EAA and the Developmental Origins of Health and Disease
Development is a highly complex essential process (Fig. 1A ).
Factors such as environmental exposures may perturb DNAm during
development, and thereby lead to long-term changes that influence
susceptibility to disease. In early life, the majority of CpG sites
across the genome are hypomethylated, leaving them vulnerable to
aberrant methylation caused by environmental factors (Fig. 1A ).

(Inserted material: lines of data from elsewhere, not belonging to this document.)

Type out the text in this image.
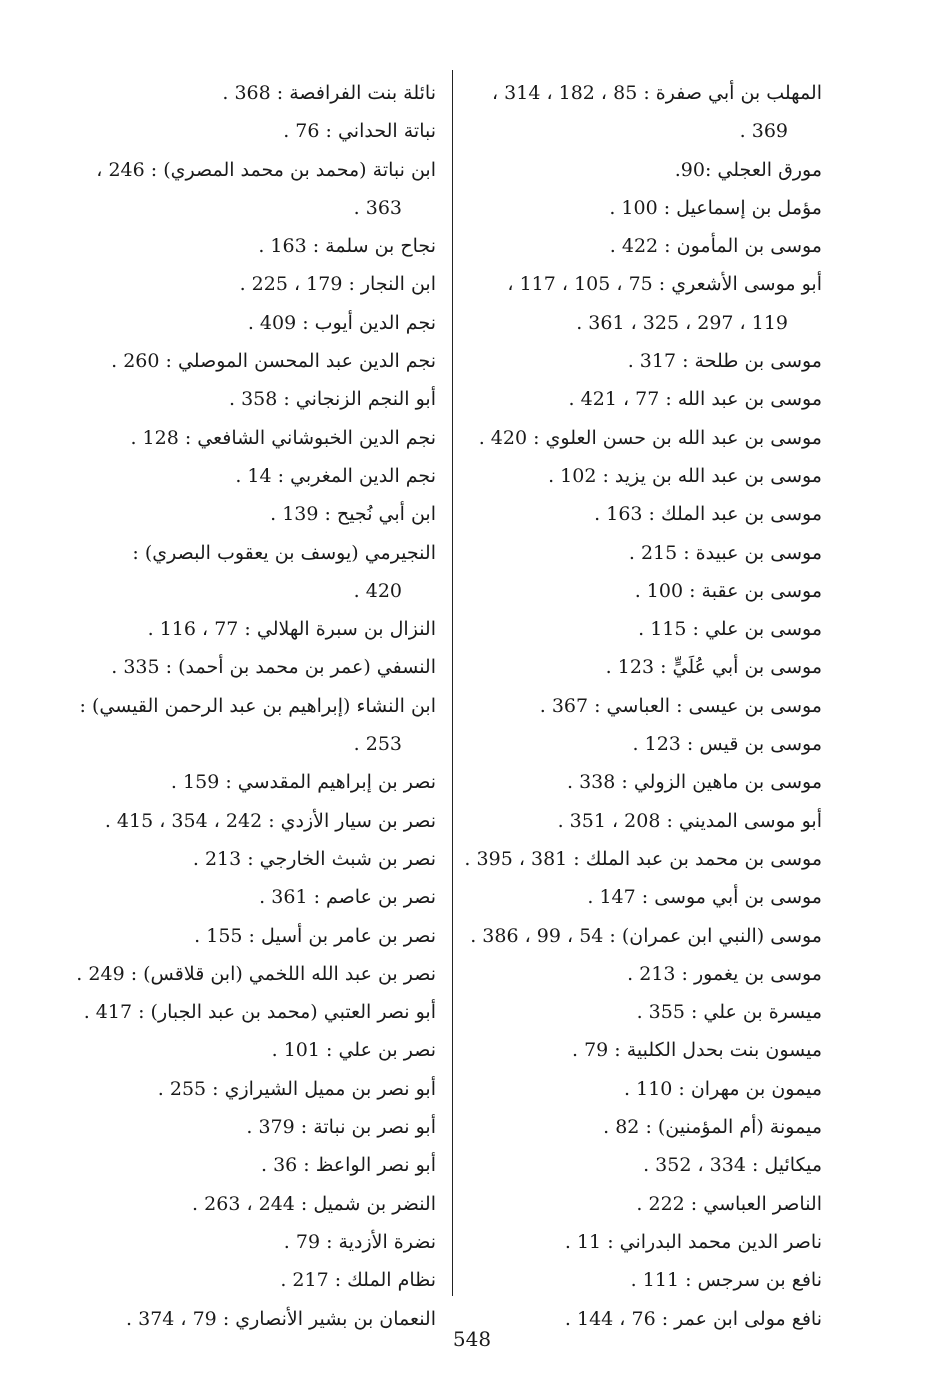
المهلب بن أبي صفرة : 85 ، 182 ، 314 ،
369 .
مورق العجلي :90.
مؤمل بن إسماعيل : 100 .
موسى بن المأمون : 422 .
أبو موسى الأشعري : 75 ، 105 ، 117 ،
119 ، 297 ، 325 ، 361 .
موسى بن طلحة : 317 .
موسى بن عبد الله : 77 ، 421 .
موسى بن عبد الله بن حسن العلوي : 420 .
موسى بن عبد الله بن يزيد : 102 .
موسى بن عبد الملك : 163 .
موسى بن عبيدة : 215 .
موسى بن عقبة : 100 .
موسى بن علي : 115 .
موسى بن أبي عُلَيٍّ : 123 .
موسى بن عيسى : العباسي : 367 .
موسى بن قيس : 123 .
موسى بن ماهين الزولي : 338 .
أبو موسى المديني : 208 ، 351 .
موسى بن محمد بن عبد الملك : 381 ، 395 .
موسى بن أبي موسى : 147 .
موسى (النبي ابن عمران) : 54 ، 99 ، 386 .
موسى بن يغمور : 213 .
ميسرة بن علي : 355 .
ميسون بنت بحدل الكلبية : 79 .
ميمون بن مهران : 110 .
ميمونة (أم المؤمنين) : 82 .
ميكائيل : 334 ، 352 .
الناصر العباسي : 222 .
ناصر الدين محمد البدراني : 11 .
نافع بن سرجس : 111 .
نافع مولى ابن عمر : 76 ، 144 .
نائلة بنت الفرافصة : 368 .
نباتة الحداني : 76 .
ابن نباتة (محمد بن محمد المصري) : 246 ،
363 .
نجاح بن سلمة : 163 .
ابن النجار : 179 ، 225 .
نجم الدين أيوب : 409 .
نجم الدين عبد المحسن الموصلي : 260 .
أبو النجم الزنجاني : 358 .
نجم الدين الخبوشاني الشافعي : 128 .
نجم الدين المغربي : 14 .
ابن أبي نُجيح : 139 .
النجيرمي (يوسف بن يعقوب البصري) :
420 .
النزال بن سبرة الهلالي : 77 ، 116 .
النسفي (عمر بن محمد بن أحمد) : 335 .
ابن النشاء (إبراهيم بن عبد الرحمن القيسي) :
253 .
نصر بن إبراهيم المقدسي : 159 .
نصر بن سيار الأزدي : 242 ، 354 ، 415 .
نصر بن شبث الخارجي : 213 .
نصر بن عاصم : 361 .
نصر بن عامر بن أسيل : 155 .
نصر بن عبد الله اللخمي (ابن قلاقس) : 249 .
أبو نصر العتبي (محمد بن عبد الجبار) : 417 .
نصر بن علي : 101 .
أبو نصر بن مميل الشيرازي : 255 .
أبو نصر بن نباتة : 379 .
أبو نصر الواعظ : 36 .
النضر بن شميل : 244 ، 263 .
نضرة الأزدية : 79 .
نظام الملك : 217 .
النعمان بن بشير الأنصاري : 79 ، 374 .
548
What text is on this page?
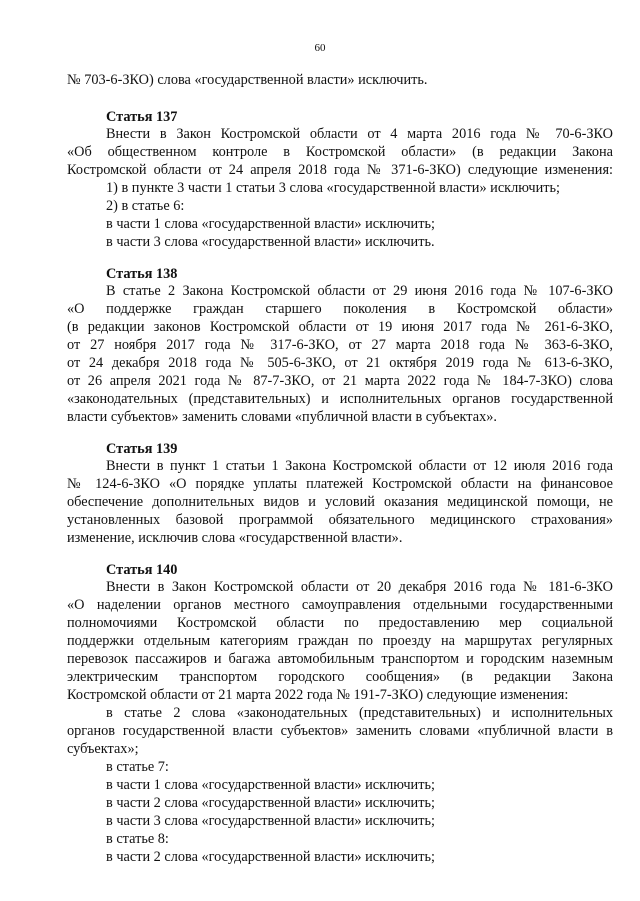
60
№ 703-6-ЗКО) слова «государственной власти» исключить.
Статья 137
Внести в Закон Костромской области от 4 марта 2016 года № 70-6-ЗКО
«Об общественном контроле в Костромской области» (в редакции Закона
Костромской области от 24 апреля 2018 года № 371-6-ЗКО) следующие изменения:
1) в пункте 3 части 1 статьи 3 слова «государственной власти» исключить;
2) в статье 6:
в части 1 слова «государственной власти» исключить;
в части 3 слова «государственной власти» исключить.
Статья 138
В статье 2 Закона Костромской области от 29 июня 2016 года № 107-6-ЗКО
«О поддержке граждан старшего поколения в Костромской области»
(в редакции законов Костромской области от 19 июня 2017 года № 261-6-ЗКО,
от 27 ноября 2017 года № 317-6-ЗКО, от 27 марта 2018 года № 363-6-ЗКО,
от 24 декабря 2018 года № 505-6-ЗКО, от 21 октября 2019 года № 613-6-ЗКО,
от 26 апреля 2021 года № 87-7-ЗКО, от 21 марта 2022 года № 184-7-ЗКО) слова
«законодательных (представительных) и исполнительных органов государственной
власти субъектов» заменить словами «публичной власти в субъектах».
Статья 139
Внести в пункт 1 статьи 1 Закона Костромской области от 12 июля 2016 года
№ 124-6-ЗКО «О порядке уплаты платежей Костромской области на финансовое
обеспечение дополнительных видов и условий оказания медицинской помощи, не
установленных базовой программой обязательного медицинского страхования»
изменение, исключив слова «государственной власти».
Статья 140
Внести в Закон Костромской области от 20 декабря 2016 года № 181-6-ЗКО
«О наделении органов местного самоуправления отдельными государственными
полномочиями Костромской области по предоставлению мер социальной
поддержки отдельным категориям граждан по проезду на маршрутах регулярных
перевозок пассажиров и багажа автомобильным транспортом и городским наземным
электрическим транспортом городского сообщения» (в редакции Закона
Костромской области от 21 марта 2022 года № 191-7-ЗКО) следующие изменения:
в статье 2 слова «законодательных (представительных) и исполнительных
органов государственной власти субъектов» заменить словами «публичной власти в
субъектах»;
в статье 7:
в части 1 слова «государственной власти» исключить;
в части 2 слова «государственной власти» исключить;
в части 3 слова «государственной власти» исключить;
в статье 8:
в части 2 слова «государственной власти» исключить;
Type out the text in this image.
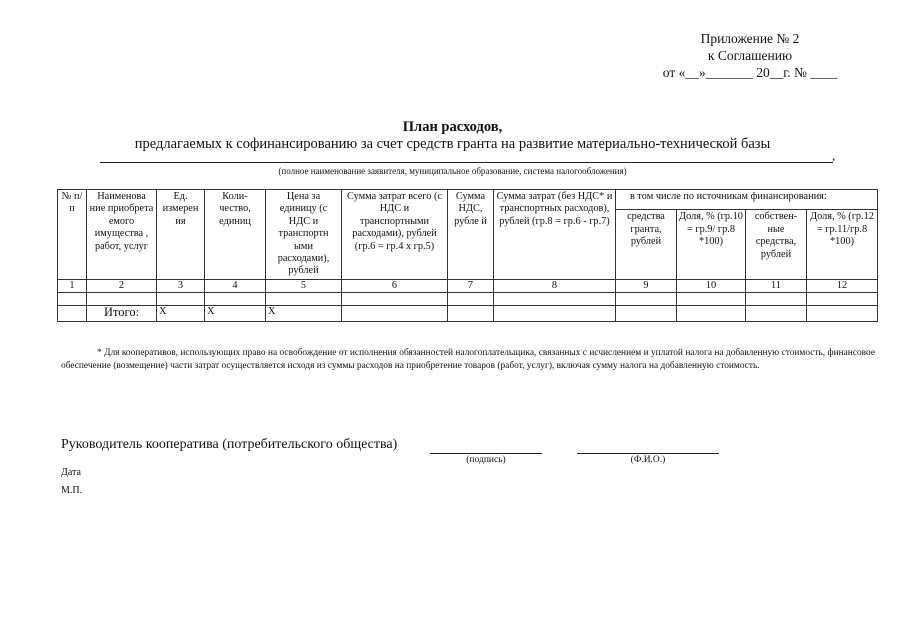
Приложение № 2
к Соглашению
от «__»_______ 20__г. № ____
План расходов,
предлагаемых к софинансированию за счет средств гранта на развитие материально-технической базы
,
(полное наименование заявителя, муниципальное образование, система налогообложения)
№ п/п	Наименова ние приобрета емого имущества , работ, услуг	Ед. измерен ия	Коли- чество, единиц	Цена за единицу (с НДС и транспортн ыми расходами), рублей	Сумма затрат всего (с НДС и транспортными расходами), рублей (гр.6 = гр.4 х гр.5)	Сумма НДС, рубле й	Сумма затрат (без НДС* и транспортных расходов), рублей (гр.8 = гр.6 - гр.7)	в том числе по источникам финансирования:			
								средства гранта, рублей	Доля, % (гр.10 = гр.9/ гр.8 *100)	собствен- ные средства, рублей	Доля, % (гр.12 = гр.11/гр.8 *100)
1	2	3	4	5	6	7	8	9	10	11	12

	Итого:	X	X	X							
* Для кооперативов, использующих право на освобождение от исполнения обязанностей налогоплательщика, связанных с исчислением и уплатой налога на добавленную стоимость, финансовое обеспечение (возмещение) части затрат осуществляется исходя из суммы расходов на приобретение товаров (работ, услуг), включая сумму налога на добавленную стоимость.
Руководитель кооператива (потребительского общества)
(подпись)	(Ф.И.О.)
Дата
М.П.
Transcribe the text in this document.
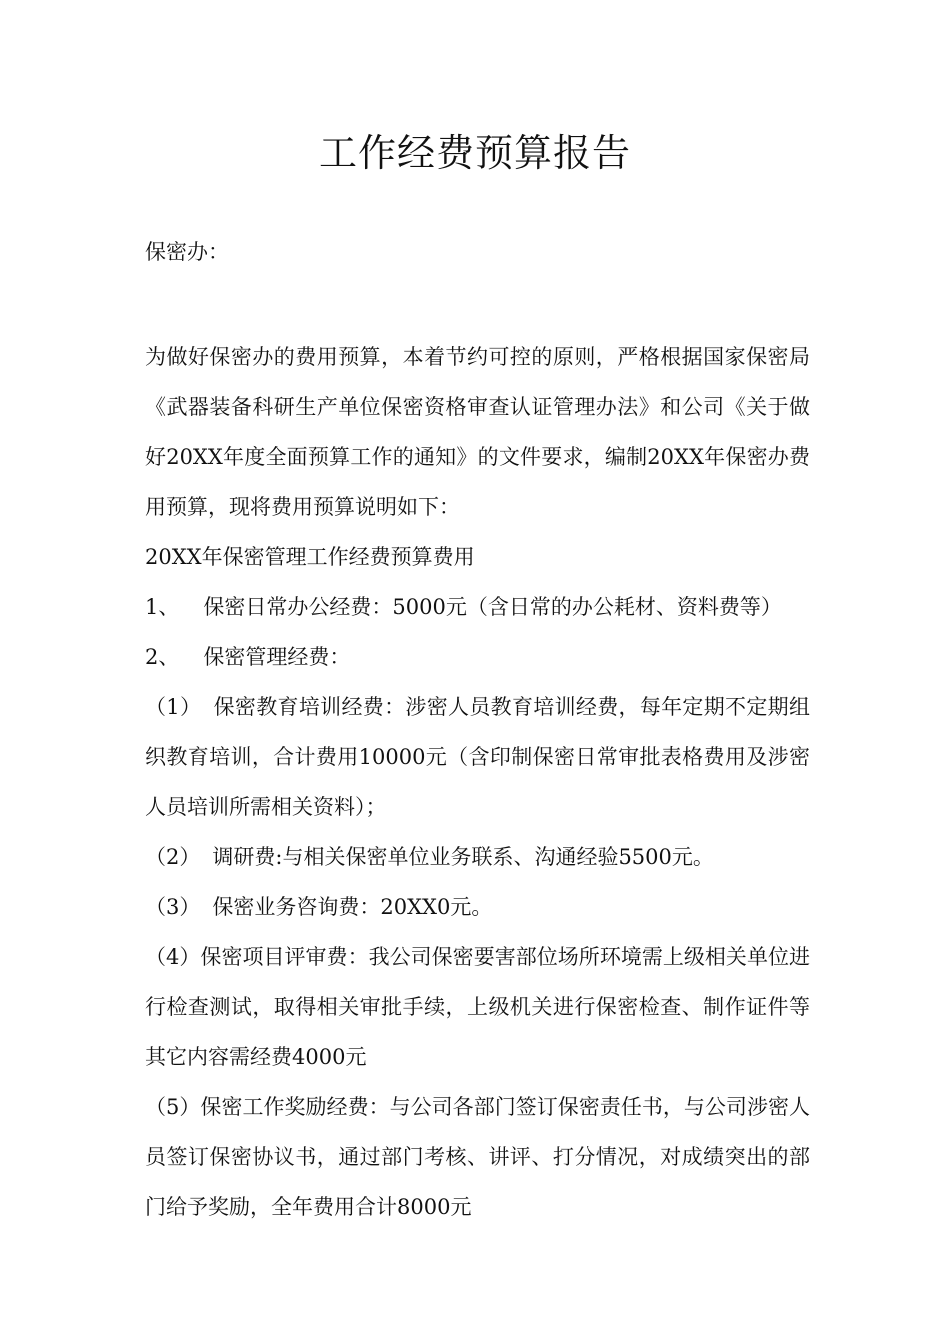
工作经费预算报告

保密办：

为做好保密办的费用预算，本着节约可控的原则，严格根据国家保密局《武器装备科研生产单位保密资格审查认证管理办法》和公司《关于做好20XX年度全面预算工作的通知》的文件要求，编制20XX年保密办费用预算，现将费用预算说明如下：

20XX年保密管理工作经费预算费用

1、 保密日常办公经费：5000元（含日常的办公耗材、资料费等）

2、 保密管理经费：

（1） 保密教育培训经费：涉密人员教育培训经费，每年定期不定期组织教育培训，合计费用10000元（含印制保密日常审批表格费用及涉密人员培训所需相关资料）；

（2） 调研费:与相关保密单位业务联系、沟通经验5500元。

（3） 保密业务咨询费：20XX0元。

（4）保密项目评审费：我公司保密要害部位场所环境需上级相关单位进行检查测试，取得相关审批手续，上级机关进行保密检查、制作证件等其它内容需经费4000元

（5）保密工作奖励经费：与公司各部门签订保密责任书，与公司涉密人员签订保密协议书，通过部门考核、讲评、打分情况，对成绩突出的部门给予奖励，全年费用合计8000元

Subsequent DNAm patterns may reflect exposures during these stages of
life and influence the epigenetic clock and EAA. Previous studies on
development have primarily focused on the pre-natal and early life
periods, but development also encompasses other life stages of rapid
change such as puberty and even menopause. Studies have shown that
exposures such as smoking in adolescence can alter DNAm during
adolescence89. Whether
this leads to impacts on epigenetic aging which continue in later life
remains under-explored.
It has been suggested that an individual’s EAA trajectory is established
in childhood and continues at the same rate throughout
adulthood90. However,
more work examining this question is needed. In addition, it is
necessary to study whether the rate of EAA is influenced by
environmental exposures during critical developmental periods such as
puberty, pregnancy, and menopause. Most current epigenetic clocks,
except the PedBE clock and gestational age clocks, were developed using
mainly adult samples. This means that CpG sites involved in early growth
and developmental processes may not be captured in these clocks.